Nikolas Gvosdev wonders out loud whether Nicolas Sarkozy is hoping to play trans-Atlantic interlocutor between America and Russia. I’ve argued before that a good deal of Sarkozy’s conciliatory posture towards the U.S. — which has gotten him accused here in France of an Atlanticist alignment with Washington — was in fact a gambit designed to make Paris the fulcrum upon which American-EU relations pivot.
Sarkozy has been very careful to balance his gestures towards Washington with demands for concessions (NATO vs. EU defense, for instance), and has also not been reluctant to oppose American positions (on NATO expansion, for instance) when it was both in his interest and he had sufficient support to come out on top.
But I think Gvosdev is onto something, and it goes beyond the Washington-Paris-Moscow conduit. His suggestion brings to mind the possibility that France’s recent insistence upon engaging Syria has been in anticipation of an end to America’s isolation of Damascus. (It’s interesting to note that the Syrian ambassador to the U.S. suggested that a McCain administration would have supported engaging Damascus as well.) Certainly the progress Sarkozy and French Foreign Minister Bernard Kouchner have made in restoring French-Syrian relations will put them in good position to help smooth the way for Washington.

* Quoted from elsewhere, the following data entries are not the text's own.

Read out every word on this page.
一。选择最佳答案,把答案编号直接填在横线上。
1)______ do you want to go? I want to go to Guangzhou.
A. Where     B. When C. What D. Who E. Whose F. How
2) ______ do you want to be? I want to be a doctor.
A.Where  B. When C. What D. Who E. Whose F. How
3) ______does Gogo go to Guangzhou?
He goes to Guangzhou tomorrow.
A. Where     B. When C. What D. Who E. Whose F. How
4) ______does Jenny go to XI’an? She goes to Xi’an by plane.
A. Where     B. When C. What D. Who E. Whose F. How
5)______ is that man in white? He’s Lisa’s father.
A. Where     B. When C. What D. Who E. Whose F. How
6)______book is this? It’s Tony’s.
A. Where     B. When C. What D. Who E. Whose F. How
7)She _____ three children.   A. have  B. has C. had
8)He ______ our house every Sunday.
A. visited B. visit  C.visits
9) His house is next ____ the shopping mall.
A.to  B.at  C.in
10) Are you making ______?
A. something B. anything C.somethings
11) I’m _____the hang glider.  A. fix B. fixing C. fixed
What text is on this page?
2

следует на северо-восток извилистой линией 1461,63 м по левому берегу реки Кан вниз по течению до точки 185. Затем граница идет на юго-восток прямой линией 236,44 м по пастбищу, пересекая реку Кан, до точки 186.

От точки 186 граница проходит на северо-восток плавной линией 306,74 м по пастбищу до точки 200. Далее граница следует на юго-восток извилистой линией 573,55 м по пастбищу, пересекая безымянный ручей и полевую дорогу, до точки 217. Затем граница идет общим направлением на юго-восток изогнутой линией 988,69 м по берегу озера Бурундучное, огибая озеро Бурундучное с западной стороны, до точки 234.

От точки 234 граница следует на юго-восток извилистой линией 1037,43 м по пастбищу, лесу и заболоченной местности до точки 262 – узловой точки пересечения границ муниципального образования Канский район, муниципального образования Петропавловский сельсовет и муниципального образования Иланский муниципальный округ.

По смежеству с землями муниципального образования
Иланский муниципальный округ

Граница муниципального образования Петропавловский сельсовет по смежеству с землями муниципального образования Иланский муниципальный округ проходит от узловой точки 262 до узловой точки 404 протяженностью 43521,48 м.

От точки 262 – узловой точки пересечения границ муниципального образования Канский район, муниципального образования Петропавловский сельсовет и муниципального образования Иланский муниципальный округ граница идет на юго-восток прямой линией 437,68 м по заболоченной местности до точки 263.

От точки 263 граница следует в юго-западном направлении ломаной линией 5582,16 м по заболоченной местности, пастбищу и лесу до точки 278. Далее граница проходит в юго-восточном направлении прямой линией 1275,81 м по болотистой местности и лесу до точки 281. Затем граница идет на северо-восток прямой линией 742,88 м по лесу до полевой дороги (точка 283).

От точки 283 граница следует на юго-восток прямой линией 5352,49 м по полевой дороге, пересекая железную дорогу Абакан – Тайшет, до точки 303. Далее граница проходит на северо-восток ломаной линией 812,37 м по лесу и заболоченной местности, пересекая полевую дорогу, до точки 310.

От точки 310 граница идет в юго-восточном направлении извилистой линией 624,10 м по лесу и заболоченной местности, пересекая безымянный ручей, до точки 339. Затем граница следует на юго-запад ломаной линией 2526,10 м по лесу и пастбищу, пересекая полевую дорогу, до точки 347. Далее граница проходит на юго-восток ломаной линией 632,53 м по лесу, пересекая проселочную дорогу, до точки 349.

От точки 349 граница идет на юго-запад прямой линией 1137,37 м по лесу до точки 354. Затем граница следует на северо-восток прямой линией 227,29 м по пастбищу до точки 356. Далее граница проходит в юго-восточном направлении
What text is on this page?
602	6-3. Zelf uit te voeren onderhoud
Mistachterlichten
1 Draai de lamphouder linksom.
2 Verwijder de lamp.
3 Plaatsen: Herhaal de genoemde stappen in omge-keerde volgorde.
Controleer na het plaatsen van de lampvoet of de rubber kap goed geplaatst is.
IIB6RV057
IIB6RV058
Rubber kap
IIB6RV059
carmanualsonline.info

But on the back end (because when it comes to quid and quo, Sarkozy’s a pro), my hunch is that he’s going to do everything he can to make sure that Obama’s willingness to engage Iran directly does not undermine the enormous efforts that have gone into maintaining a very firm and consistent EU3 negotiating position on Tehran’s nuclear program, perhaps even pushing for an American presence at jumpstarted P5+1 talks with Iran before any bilateral channels are opened up between Washington and Tehran.